En février 2021, ASA-Handicap mental a organisé le workshop « Mode inclusive entre design et mouvement » à la HEAD – Haute école d’art et de design – de Genève en y associant Maud Leibundgut, danseuse et psychologue ayant un bras paralysé. Grâce à une bourse de l’Innovation Booster – Technology & Special Needs de la FRH (Fondation pour la Recherche en faveur des personnes Handicapées) –, un des élèves a pu transformer en prototype le projet conçu à cette occasion : un produit composé d’une attelle fixée à une ceinture, destiné aux personnes dont les bras sont limités dans leurs mouvements. Ces deux accessoires permettent d'utiliser plus facilement les deux mains dans des gestes quotidiens, comme prendre des effets personnels dans un sac ou ouvrir une bouteille[17].

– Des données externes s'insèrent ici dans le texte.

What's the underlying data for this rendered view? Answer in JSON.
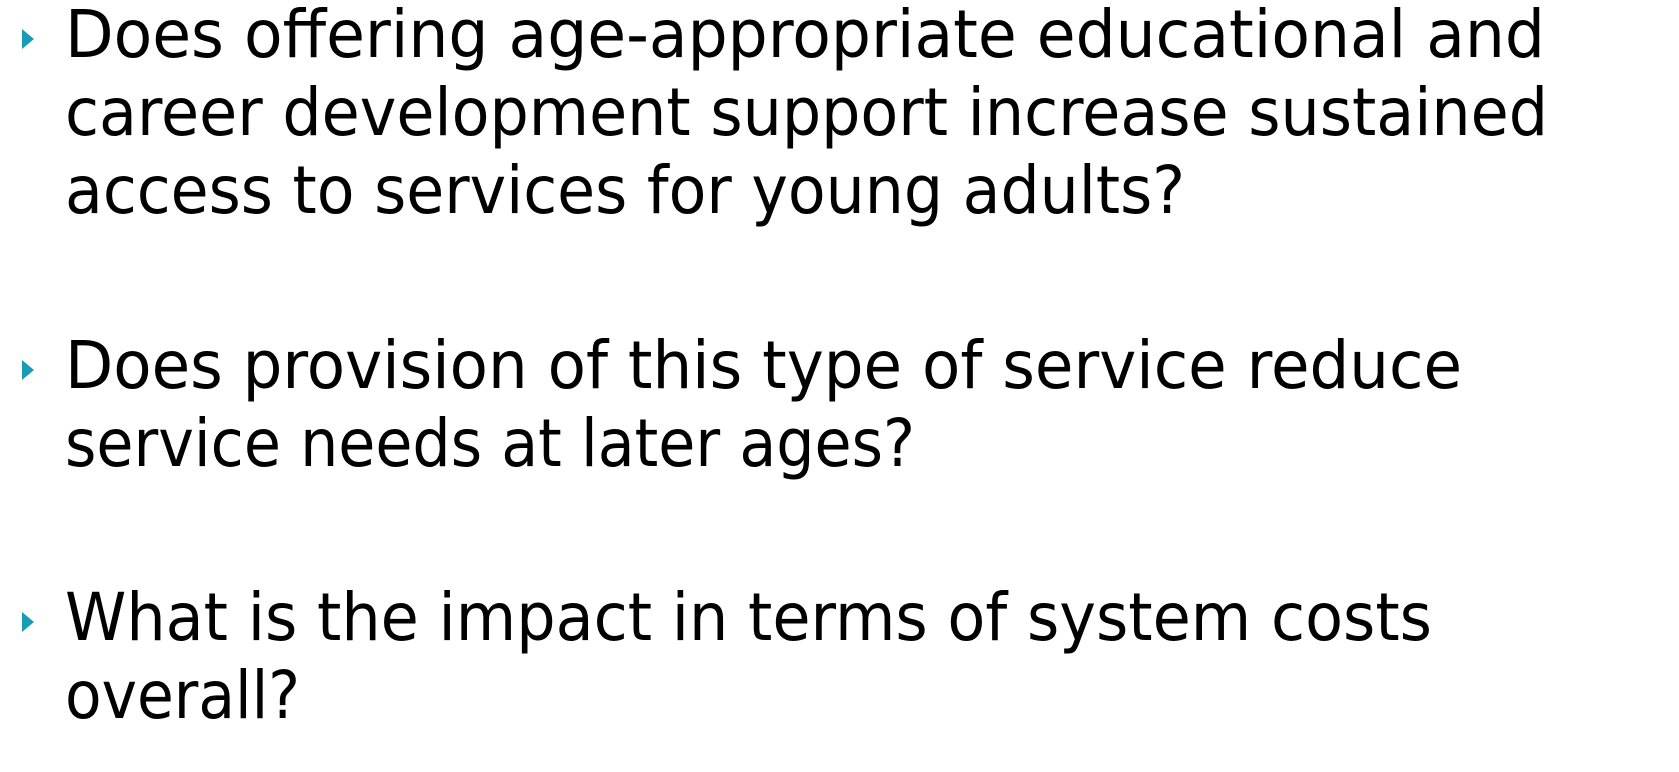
{
  "bullets": [
    {
      "lines": [
        "Does offering age-appropriate educational and",
        "career development support increase sustained",
        "access to services for young adults?"
      ]
    },
    {
      "lines": [
        "Does provision of this type of service reduce",
        "service needs at later ages?"
      ]
    },
    {
      "lines": [
        "What is the impact in terms of system costs",
        "overall?"
      ]
    }
  ]
}
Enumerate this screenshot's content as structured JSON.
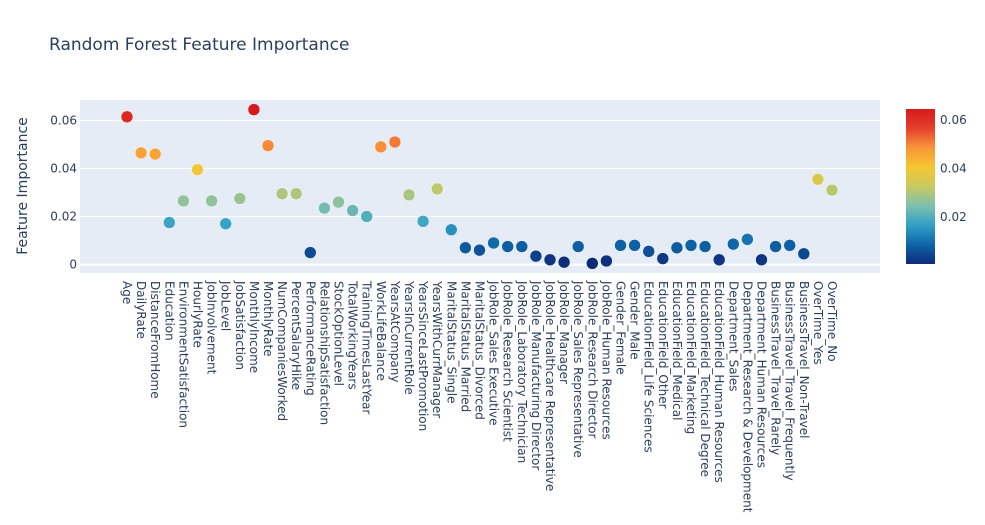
{
  "chart_data": {
    "type": "scatter",
    "title": "Random Forest Feature Importance",
    "xlabel": "",
    "ylabel": "Feature Importance",
    "ylim": [
      -0.0035,
      0.0685
    ],
    "yticks": [
      0,
      0.02,
      0.04,
      0.06
    ],
    "ytick_labels": [
      "0",
      "0.02",
      "0.04",
      "0.06"
    ],
    "colorbar": {
      "range": [
        0.0005,
        0.0645
      ],
      "ticks": [
        0.02,
        0.04,
        0.06
      ],
      "tick_labels": [
        "0.02",
        "0.04",
        "0.06"
      ],
      "colorscale": [
        "#0d2a78",
        "#0e65a8",
        "#31a0c6",
        "#7fbfae",
        "#c8c960",
        "#f5c730",
        "#f8953a",
        "#e4402b",
        "#d7191c"
      ]
    },
    "categories": [
      "Age",
      "DailyRate",
      "DistanceFromHome",
      "Education",
      "EnvironmentSatisfaction",
      "HourlyRate",
      "JobInvolvement",
      "JobLevel",
      "JobSatisfaction",
      "MonthlyIncome",
      "MonthlyRate",
      "NumCompaniesWorked",
      "PercentSalaryHike",
      "PerformanceRating",
      "RelationshipSatisfaction",
      "StockOptionLevel",
      "TotalWorkingYears",
      "TrainingTimesLastYear",
      "WorkLifeBalance",
      "YearsAtCompany",
      "YearsInCurrentRole",
      "YearsSinceLastPromotion",
      "YearsWithCurrManager",
      "MaritalStatus_Single",
      "MaritalStatus_Married",
      "MaritalStatus_Divorced",
      "JobRole_Sales Executive",
      "JobRole_Research Scientist",
      "JobRole_Laboratory Technician",
      "JobRole_Manufacturing Director",
      "JobRole_Healthcare Representative",
      "JobRole_Manager",
      "JobRole_Sales Representative",
      "JobRole_Research Director",
      "JobRole_Human Resources",
      "Gender_Female",
      "Gender_Male",
      "EducationField_Life Sciences",
      "EducationField_Other",
      "EducationField_Medical",
      "EducationField_Marketing",
      "EducationField_Technical Degree",
      "EducationField_Human Resources",
      "Department_Sales",
      "Department_Research & Development",
      "Department_Human Resources",
      "BusinessTravel_Travel_Rarely",
      "BusinessTravel_Travel_Frequently",
      "BusinessTravel_Non-Travel",
      "OverTime_Yes",
      "OverTime_No"
    ],
    "values": [
      0.0615,
      0.0465,
      0.046,
      0.0175,
      0.0265,
      0.0395,
      0.0265,
      0.017,
      0.0275,
      0.0645,
      0.0495,
      0.0295,
      0.0295,
      0.005,
      0.0235,
      0.026,
      0.0225,
      0.02,
      0.049,
      0.051,
      0.029,
      0.018,
      0.0315,
      0.0145,
      0.007,
      0.006,
      0.009,
      0.0075,
      0.0075,
      0.0035,
      0.002,
      0.001,
      0.0075,
      0.0005,
      0.0015,
      0.008,
      0.008,
      0.0055,
      0.0025,
      0.007,
      0.008,
      0.0075,
      0.002,
      0.0085,
      0.0105,
      0.002,
      0.0075,
      0.008,
      0.0045,
      0.0355,
      0.031
    ]
  }
}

De septembre 2022 à janvier 2023, ASA- Handicap mental participera à l’organisation du cours « Inclusive Textile Hardware » pour les élèves de l’ECAL (École cantonale d’art de Lausanne). Les élèves en design industriel de produits seront amenés à chercher des solutions créatives pour simplifier les gestes des personnes en fauteuil roulant pour s’habiller et se déshabiller en adaptant les fermetures éclair à leur dextérité. Des personnes à mobilité réduite à la suite d’un handicap ou de l’âge interviendront pour évaluer au fur et à mesure les projets des étudiants et aiguiller leur recherche.

Par ailleurs, les premiers signataires du « Manifeste de la mode inclusive » se mobilisent à nouveau pour coanimer des rendez-vous de sensibilisation adressés aux responsables des magasins et au personnel de vente, dans le but d’améliorer l’accessibilité des locaux et l’expérience d’achat.

Un livre sur la mode inclusive sera édité par ASA-Handicap mental courant 2022 pour combler une lacune et dresser un premier état des lieux de la mode inclusive dans le monde.

En 2023, grâce à un partenariat avec le MUDAC – Musée cantonal de design et d’arts appliqués de Lausanne, notre association organisera deux événements destinés aux spécialistes comme au grand public.

La mobilisation de différents acteurs environnementaux qui est en cours va permettre la prise en compte des besoins des personnes en situation de handicap et de réduire les obstacles qui se présentent à elles dans ce domaine.

À travers l’ensemble de ces initiatives, nous faisons le pari qu’un jour on ne parlera plus de mode inclusive, mais de mode tout court qui s’adapte à toutes et tous et représente la société dans son ensemble.